Penuh cinta dalam satu sesi seusai kelas |
Assalamulaikum, ibu.
Bagaimana kabarnya, lama tak bersua. Saya baik-baik
saja, semoga ibu juga. Oh ya, selamat menempuh hidup baru. Sakinah, mawaddah wa
rahmah. Saya tidak mengenal suami ibu, tapi saya percaya, perempuan yang baik
untuk laki-laki yang baik pula. Ibu adalah perempuan yang baik, saya yakin
suami ibu pun juga. Semoga dikaruniai keturunan yang shalih dan shalihah.
Ibu, hari ini tepat sehari setelah saya
mengumpulkan laporan PLP (Praktik Lapangan Persekolahan) dan delapan hari
setelah saya melepas posisi sebagai guru magang di UPTD SMPN 1 Tanahmerah selama
1 bulan 20 hari. Banyak hal yang saya dapatkan, bolehkah saya memabaginya
dengan ibu? Sosok pendidik yang menjadi inspirasi saya.
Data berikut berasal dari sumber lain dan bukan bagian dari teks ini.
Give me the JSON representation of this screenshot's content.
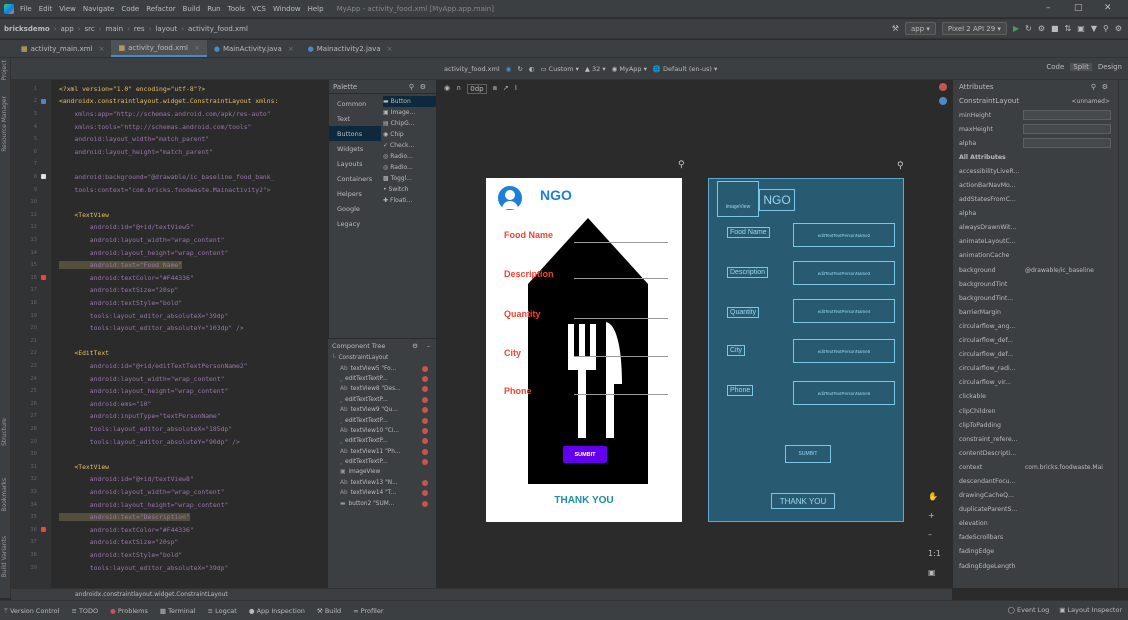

Pertama kali mengajar di sana, sama halnya
dengan para pemula lainnya, saya takut, gugup dan memiliki beragam spekulasi
dalam kepala saya.
Bagaimana kalau mereka semua nakal? Bagaimana kalau
mereka tidak mendengarkan saya? Bagaimana kalau saya tidak memiliki kecakapan
untuk mendidik mereka? Tapi saya mengingat apa yang pernah ibu sampaikan, bahwa sesuatu yang dilakukan oleh hati akan
sampai pada hati pula.
Saya mulai mengajar dan tentunya tidak semua
siswa menerima saya. Apalagi, saya mendapatkan kelas yang notabene terdiri dari
anak-anak hyperaktif yang susah sekali duduk diam.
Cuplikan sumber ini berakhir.